TL;DR:
- CME Group projects the launch of its new contracts for June 1, subject to the corresponding regulatory approval.
- The financial instruments will use the ticker BVI and will be cash-settled based on the 30-day implied volatility index.
- The contract multiplier has been set at 500 dollars times the value of the CME CF Bitcoin Volatility Index (BVX).
The financial giant CME Group unveiled its plans to introduce Bitcoin volatility futures starting next month, expanding its offering of digital asset derivatives. This new financial tool seeks to make it easier for traders to manage risk by directly trading the asset’s price variations.

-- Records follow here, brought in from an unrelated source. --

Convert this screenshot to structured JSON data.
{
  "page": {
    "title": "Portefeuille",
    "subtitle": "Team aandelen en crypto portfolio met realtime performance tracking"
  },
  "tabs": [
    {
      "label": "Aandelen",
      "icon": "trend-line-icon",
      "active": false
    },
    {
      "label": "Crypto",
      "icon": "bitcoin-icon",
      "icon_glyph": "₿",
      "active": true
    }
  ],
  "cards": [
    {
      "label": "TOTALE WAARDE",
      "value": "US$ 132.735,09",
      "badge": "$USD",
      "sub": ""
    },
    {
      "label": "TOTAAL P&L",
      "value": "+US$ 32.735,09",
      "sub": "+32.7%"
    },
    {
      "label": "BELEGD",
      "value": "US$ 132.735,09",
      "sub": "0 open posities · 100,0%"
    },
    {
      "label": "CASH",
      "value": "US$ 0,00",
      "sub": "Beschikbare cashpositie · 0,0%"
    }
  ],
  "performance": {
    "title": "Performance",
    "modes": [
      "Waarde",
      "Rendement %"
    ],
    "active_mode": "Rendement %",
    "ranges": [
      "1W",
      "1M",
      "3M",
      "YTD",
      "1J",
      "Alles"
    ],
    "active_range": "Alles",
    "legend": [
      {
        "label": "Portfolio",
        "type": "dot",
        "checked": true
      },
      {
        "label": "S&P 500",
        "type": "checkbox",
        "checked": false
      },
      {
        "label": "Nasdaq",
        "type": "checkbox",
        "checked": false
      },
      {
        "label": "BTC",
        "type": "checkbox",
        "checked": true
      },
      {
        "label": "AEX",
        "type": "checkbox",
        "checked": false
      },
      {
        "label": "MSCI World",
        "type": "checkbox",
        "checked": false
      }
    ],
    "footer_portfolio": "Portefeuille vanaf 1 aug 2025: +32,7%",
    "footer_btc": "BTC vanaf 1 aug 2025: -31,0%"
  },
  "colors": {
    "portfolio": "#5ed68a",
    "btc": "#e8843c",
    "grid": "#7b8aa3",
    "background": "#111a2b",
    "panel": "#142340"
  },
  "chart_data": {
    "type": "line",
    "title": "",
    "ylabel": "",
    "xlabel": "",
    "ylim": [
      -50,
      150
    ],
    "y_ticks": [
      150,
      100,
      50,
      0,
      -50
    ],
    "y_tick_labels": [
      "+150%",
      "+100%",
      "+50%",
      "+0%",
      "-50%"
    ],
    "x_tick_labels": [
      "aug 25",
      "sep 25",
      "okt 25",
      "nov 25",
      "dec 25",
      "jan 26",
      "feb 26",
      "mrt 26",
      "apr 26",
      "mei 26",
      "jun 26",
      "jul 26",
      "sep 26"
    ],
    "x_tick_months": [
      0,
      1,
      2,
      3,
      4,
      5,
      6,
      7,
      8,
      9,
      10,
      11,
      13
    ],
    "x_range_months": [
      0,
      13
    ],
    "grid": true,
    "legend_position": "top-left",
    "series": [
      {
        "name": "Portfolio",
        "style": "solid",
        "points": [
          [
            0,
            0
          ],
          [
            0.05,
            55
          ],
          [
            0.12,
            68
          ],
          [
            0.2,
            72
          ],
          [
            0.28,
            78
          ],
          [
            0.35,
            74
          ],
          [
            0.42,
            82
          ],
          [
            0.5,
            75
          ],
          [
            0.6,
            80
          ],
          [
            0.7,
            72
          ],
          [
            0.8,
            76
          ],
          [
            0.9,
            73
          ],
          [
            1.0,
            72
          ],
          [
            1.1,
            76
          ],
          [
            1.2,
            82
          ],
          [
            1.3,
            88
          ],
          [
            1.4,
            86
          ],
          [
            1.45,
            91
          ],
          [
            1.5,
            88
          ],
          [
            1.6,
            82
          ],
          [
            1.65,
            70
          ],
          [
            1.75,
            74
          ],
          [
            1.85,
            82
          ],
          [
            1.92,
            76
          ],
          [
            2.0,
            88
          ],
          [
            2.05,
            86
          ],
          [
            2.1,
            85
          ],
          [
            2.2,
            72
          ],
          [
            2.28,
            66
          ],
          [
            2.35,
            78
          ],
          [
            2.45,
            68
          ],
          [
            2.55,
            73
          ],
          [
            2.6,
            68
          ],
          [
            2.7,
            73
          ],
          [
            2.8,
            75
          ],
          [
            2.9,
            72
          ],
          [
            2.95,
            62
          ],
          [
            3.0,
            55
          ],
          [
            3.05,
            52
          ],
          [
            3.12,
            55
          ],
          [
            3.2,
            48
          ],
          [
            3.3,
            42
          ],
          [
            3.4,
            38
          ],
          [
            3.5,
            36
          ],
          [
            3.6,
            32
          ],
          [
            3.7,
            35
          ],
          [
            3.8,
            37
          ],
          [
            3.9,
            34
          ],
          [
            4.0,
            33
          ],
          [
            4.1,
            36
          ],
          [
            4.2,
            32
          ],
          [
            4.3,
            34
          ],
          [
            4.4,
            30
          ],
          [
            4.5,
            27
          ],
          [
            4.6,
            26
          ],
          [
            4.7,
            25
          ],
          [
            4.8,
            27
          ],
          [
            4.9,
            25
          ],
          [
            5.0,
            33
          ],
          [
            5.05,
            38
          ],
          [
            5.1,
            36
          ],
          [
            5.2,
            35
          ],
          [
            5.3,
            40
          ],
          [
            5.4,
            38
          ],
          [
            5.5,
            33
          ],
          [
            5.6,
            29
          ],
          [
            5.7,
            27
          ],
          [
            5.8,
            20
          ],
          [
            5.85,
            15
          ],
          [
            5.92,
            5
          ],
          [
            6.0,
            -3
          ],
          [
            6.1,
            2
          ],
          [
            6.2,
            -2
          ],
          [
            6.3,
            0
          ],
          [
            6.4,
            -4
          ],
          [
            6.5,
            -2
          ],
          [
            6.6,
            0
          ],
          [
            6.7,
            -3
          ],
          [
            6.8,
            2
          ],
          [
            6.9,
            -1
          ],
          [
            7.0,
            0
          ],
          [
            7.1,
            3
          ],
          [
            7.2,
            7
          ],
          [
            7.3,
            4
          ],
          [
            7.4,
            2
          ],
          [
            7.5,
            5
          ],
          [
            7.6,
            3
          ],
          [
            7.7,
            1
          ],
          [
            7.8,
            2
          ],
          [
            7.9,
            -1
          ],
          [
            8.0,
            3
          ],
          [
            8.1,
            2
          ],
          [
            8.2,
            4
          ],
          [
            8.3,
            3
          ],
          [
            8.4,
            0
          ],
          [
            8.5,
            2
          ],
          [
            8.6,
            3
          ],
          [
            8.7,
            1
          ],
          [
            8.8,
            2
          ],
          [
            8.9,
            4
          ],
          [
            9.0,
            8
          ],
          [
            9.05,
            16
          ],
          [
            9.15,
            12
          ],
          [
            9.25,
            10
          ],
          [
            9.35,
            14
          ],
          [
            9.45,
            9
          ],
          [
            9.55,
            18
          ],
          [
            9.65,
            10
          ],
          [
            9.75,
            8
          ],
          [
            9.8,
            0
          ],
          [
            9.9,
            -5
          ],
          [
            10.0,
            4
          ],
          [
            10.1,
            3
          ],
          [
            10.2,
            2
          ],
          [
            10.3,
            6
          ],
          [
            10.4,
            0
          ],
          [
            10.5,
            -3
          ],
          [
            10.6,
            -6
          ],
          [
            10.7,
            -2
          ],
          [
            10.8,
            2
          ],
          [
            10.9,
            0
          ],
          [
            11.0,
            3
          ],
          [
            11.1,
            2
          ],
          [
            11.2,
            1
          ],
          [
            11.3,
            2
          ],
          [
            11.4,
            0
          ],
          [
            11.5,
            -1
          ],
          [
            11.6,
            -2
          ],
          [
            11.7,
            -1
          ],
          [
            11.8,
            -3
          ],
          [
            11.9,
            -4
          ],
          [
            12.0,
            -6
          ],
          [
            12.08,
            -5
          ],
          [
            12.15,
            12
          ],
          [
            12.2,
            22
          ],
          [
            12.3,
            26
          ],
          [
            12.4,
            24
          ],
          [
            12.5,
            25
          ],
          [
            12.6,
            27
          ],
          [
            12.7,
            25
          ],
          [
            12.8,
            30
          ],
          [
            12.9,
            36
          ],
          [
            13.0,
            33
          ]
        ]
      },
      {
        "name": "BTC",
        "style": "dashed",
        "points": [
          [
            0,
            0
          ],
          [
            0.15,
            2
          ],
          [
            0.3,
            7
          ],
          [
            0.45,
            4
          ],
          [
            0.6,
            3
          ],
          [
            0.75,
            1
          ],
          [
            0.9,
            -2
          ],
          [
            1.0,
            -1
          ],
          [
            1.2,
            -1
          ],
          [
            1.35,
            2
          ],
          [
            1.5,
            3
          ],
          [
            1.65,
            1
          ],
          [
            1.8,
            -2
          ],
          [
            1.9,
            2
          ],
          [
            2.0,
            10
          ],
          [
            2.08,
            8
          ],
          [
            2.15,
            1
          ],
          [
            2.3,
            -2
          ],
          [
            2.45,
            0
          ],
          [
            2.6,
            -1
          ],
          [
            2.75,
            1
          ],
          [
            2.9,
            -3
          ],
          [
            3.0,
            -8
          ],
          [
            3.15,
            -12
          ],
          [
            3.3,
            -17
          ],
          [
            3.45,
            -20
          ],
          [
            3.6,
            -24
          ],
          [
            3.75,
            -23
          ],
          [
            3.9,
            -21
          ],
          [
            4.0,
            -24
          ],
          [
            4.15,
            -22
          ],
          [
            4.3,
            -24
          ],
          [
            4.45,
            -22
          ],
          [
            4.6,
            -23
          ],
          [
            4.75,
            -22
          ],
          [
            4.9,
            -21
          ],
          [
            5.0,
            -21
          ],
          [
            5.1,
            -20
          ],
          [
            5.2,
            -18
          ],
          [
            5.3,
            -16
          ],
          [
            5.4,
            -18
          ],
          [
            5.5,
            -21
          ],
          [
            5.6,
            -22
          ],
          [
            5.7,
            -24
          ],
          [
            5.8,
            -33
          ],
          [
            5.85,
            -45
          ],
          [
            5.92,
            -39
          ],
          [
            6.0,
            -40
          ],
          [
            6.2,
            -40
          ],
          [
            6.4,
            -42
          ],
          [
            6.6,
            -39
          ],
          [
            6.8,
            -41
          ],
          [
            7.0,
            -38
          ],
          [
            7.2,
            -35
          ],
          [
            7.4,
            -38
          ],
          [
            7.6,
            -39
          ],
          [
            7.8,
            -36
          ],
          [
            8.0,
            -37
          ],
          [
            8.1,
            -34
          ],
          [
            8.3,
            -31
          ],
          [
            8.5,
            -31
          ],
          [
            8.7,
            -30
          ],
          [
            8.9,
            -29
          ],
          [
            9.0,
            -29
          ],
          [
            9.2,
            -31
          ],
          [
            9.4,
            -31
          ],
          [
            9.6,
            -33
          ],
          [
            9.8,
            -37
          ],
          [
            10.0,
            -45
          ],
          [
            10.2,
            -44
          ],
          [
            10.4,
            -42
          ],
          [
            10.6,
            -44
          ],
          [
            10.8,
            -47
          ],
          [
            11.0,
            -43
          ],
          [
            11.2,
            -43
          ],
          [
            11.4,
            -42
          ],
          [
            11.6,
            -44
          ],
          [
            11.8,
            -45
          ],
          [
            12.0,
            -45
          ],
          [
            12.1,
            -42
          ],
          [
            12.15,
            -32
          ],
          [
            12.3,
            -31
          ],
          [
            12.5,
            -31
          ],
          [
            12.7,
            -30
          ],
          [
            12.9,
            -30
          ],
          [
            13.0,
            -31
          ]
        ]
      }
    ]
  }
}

Official information indicates that these contracts will allow market participants to hedge against the cryptocurrency’s volatility without having to take a directional position on its market price. Giovanni Vicioso, CME’s Global Head of Cryptocurrency Products, noted that investors are looking for regulated products to gain exposure when markets move.
According to the company’s announcement, the contracts will be cash-settled and will operate under the ticker BVI. The value of each contract will be determined by multiplying 500 dollars by the level of the BVX index at the time of settlement.
Technical Operation and the BVX Index
The underlying asset of these instruments is the CME CF Bitcoin Volatility Index (BVX), a measure of real-time 30-day implied volatility. This indicator is derived from the order books of CME’s Bitcoin and Micro Bitcoin options, which are regulated by the CFTC.
The calculation methodology involves a data publication every second between 7 a.m. and 4 p.m., Chicago time. The company’s technical reports suggest that this mechanism provides a transparent and sensitive underlying for precision trading.
CF Benchmarks, CME’s partner in this development, originally launched the BVX index in 2024 as a non-tradable benchmark. Subsequently, in December of that same year, both firms collaborated to present the joint indices that will now serve as the basis for these new futures.
Sui Chung, CEO of CF Benchmarks, explained that the launch of these contracts represents an advancement in the maturation of Bitcoin as an asset suitable for various investor profiles. The firm projects that these regulated derivatives will allow for the management of risks that, generally, are complex to implement in the digital ecosystem.
Unlike native cryptocurrency platforms that already offer similar products, such as Deribit with its BTCDVOL futures, CME’s proposal is integrated into a traditional market where volatility contracts already exist for commodities such as oil, corn, and gold.
The availability of these Bitcoin volatility futures would allow financial institutions to express views on future market sentiment more accurately. CME Group awaits validation from regulatory bodies to formally begin operations on the scheduled June date.
The implementation schedule states that the index will continue to be published daily to provide a constant reference before the start of trading for BVI contracts.